A simple recursive implementation would be to use two helper functions; one to traverse through L1 (%COMBO in the code below), calling another function to pair an element with each element from L2 (%PRODUCT):

(defun combo (l1 l2)
  (labels ((%product (el list &optional (acc (list)))
             (if (endp list)
                 acc
                 (%product el (rest list) (cons (list el (first list)) acc))))
           (%combo (l1 l2 &optional (acc (list)))
             (if (endp l1)
                 (nreverse acc)
                 (%combo (rest l1) l2 (nconc (%product (first l1) l2) acc)))))
    (%combo l1 l2)))

The iterative approach is both simpler and more efficient though.
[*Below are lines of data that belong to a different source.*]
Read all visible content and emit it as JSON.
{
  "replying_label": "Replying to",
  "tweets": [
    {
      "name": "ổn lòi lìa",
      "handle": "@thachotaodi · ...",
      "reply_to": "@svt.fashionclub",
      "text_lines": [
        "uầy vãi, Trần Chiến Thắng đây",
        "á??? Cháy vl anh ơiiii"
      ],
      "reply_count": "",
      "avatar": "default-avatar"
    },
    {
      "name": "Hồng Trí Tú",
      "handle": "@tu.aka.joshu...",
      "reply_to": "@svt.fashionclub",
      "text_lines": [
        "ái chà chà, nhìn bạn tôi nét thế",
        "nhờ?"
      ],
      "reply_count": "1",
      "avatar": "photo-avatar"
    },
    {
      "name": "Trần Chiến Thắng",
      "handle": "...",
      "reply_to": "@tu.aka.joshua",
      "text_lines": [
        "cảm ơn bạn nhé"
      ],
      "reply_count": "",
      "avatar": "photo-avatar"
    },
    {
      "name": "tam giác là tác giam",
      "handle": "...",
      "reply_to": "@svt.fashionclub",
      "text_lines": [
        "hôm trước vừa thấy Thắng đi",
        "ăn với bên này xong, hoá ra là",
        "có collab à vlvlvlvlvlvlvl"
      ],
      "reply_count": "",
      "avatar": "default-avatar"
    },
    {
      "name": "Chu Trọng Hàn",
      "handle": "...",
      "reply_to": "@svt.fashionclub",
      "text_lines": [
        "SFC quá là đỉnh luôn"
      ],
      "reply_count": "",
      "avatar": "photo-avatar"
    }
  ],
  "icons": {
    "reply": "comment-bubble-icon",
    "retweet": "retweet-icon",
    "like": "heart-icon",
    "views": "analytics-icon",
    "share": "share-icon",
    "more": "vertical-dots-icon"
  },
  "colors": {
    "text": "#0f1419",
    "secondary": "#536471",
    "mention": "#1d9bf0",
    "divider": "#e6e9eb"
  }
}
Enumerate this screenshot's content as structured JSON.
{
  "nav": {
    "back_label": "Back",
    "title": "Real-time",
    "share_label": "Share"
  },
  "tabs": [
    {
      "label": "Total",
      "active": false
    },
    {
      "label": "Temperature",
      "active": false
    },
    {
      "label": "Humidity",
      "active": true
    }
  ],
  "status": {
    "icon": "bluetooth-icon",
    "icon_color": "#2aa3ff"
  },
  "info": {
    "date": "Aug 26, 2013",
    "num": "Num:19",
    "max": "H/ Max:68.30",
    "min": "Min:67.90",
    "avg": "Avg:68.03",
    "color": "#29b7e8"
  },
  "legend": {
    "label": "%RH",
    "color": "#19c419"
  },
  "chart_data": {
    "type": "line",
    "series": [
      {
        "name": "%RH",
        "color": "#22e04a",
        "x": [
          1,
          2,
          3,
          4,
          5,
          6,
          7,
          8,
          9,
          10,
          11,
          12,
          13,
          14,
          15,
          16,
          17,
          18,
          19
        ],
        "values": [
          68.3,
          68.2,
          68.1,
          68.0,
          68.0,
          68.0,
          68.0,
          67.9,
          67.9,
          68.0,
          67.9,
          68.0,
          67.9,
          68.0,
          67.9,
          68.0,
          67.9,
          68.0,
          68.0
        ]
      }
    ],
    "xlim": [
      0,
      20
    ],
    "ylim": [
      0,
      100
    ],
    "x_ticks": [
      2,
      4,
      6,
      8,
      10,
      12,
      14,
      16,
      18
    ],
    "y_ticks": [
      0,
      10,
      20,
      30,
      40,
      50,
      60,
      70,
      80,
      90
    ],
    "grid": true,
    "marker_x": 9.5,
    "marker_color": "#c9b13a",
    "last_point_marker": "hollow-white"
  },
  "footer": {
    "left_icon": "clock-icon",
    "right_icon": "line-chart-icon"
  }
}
Instead of using APPEND in a loop, you should just reverse the list at the end.

(defun combo (l1 l2)
  (let ((res (list)))
    (dolist (e1 l1 (nreverse res))
      (dolist (e2 l2)
        (push (list e1 e2) res)))))

You could also just use the MAP-PRODUCT function from Alexandria:

CL-USER> (ql:quickload :alexandria)
;=> (:ALEXANDRIA)
CL-USER> (use-package :alexandria)
;=> T
CL-USER> (map-product #'list (list 1 2 3) (list 4 5))
;=> ((1 4) (1 5) (2 4) (2 5) (3 4) (3 5))

It seems ideal for Prolog, though data has to be put differently:

items1(1).
items1(2).
items1(3).

items2(4).
items2(5).

?- findall((A,B), (items1(A), items2(B)), L).
L = [ (1, 4), (1, 5), (2, 4), (2, 5), (3, 4), (3, 5)].